27.4.15

Hiding the Truth

Hey,

I've just been thinking now about a number of things that I'm kinda upset about, and the annoying thing is that they all seem to have happened somewhat because I was hiding what I really felt for various reasons.

One thing is that I'm probably not going to have the job that I thought I was going to this summer because of a miscommunication about my summer plans that could have been avoided, had I not been hiding that my plans had fallen through, thinking that it would be super awkward to explain after having been so excited and sure about them.

Another is that I'm pretty upset that I won't get to live with some guys next year because I wanted to be a good guy and let my other friend have the first chance. I really really really wanted to live there and now I'll have to wait until my other friend graduates. I don't know what I think. It's complicated. And now I'm trying desperately to live in the same area so that I can just hang out all the time. idk.

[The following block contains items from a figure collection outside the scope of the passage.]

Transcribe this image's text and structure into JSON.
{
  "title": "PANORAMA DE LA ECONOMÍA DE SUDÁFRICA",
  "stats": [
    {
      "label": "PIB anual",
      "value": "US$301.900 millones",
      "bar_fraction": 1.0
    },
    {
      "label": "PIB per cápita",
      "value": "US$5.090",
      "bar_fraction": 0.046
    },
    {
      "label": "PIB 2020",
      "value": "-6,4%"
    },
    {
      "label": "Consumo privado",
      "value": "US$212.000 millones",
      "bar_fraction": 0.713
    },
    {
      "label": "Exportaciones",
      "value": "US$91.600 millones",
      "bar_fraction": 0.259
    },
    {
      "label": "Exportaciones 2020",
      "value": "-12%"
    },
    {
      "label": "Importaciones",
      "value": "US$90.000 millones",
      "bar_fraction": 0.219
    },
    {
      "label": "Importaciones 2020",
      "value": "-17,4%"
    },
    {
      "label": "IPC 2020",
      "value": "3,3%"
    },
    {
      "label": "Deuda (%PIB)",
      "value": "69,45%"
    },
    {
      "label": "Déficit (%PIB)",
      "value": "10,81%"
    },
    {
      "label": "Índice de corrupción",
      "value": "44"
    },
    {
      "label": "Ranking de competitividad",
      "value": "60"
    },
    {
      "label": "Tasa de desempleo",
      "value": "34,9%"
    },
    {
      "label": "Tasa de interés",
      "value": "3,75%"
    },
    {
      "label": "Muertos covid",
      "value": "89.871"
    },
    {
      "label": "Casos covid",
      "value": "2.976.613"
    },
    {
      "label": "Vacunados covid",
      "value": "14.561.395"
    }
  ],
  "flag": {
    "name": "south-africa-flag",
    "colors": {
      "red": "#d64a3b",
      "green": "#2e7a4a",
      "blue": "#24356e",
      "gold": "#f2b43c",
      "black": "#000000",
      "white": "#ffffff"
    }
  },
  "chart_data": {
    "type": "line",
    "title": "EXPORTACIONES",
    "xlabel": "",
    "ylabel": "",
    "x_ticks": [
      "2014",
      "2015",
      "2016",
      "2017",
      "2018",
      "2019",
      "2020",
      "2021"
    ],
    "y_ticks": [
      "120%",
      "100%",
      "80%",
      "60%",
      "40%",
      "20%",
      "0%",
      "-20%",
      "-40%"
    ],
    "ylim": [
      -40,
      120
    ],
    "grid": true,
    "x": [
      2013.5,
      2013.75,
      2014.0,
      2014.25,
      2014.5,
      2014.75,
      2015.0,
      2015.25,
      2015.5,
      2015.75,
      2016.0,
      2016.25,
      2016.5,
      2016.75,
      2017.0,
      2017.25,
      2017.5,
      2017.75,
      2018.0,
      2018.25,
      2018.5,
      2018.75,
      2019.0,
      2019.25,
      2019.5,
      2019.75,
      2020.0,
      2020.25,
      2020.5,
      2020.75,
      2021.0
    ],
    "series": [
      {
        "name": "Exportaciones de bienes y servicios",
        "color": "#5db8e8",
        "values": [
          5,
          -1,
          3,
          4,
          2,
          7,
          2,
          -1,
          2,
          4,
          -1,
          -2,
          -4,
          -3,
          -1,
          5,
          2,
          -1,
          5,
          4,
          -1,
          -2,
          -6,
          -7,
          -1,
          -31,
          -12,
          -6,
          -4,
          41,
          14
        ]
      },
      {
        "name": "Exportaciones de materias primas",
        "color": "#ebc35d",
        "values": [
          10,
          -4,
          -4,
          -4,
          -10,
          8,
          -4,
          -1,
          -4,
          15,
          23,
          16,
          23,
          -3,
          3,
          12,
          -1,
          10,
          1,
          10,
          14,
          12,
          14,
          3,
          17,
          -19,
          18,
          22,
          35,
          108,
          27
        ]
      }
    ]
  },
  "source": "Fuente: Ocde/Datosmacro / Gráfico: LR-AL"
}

Another being that with graduation and stuff I have a number of friends leaving, and I'm really going to miss them, but I haven't said anything like that because it would sound weird, wouldn't it? I feel like he's one of my best friends now, but i don't know how to say that properly... But instead now I'm feeling like I'll regret it if I don't say anything.

Why do I need to hide the truth? What even is the truth? Is what I am feeling the truth? What would happen if I always just said what I was thinking? Would that be helpful or harmful?

I don't know what to do, and when I don't know what to do I usually do nothing and later regret doing nothing.

Also, while cleaning today I found my grade 7 binder. Very interesting read. Back then I was also hiding things. I also apparently was kinda arrogant. It was insightful though.

Ttyl.

D.Fa

1 comment:

  1. Brother, do you have trusted people in your life who are willing to listen to your troubles?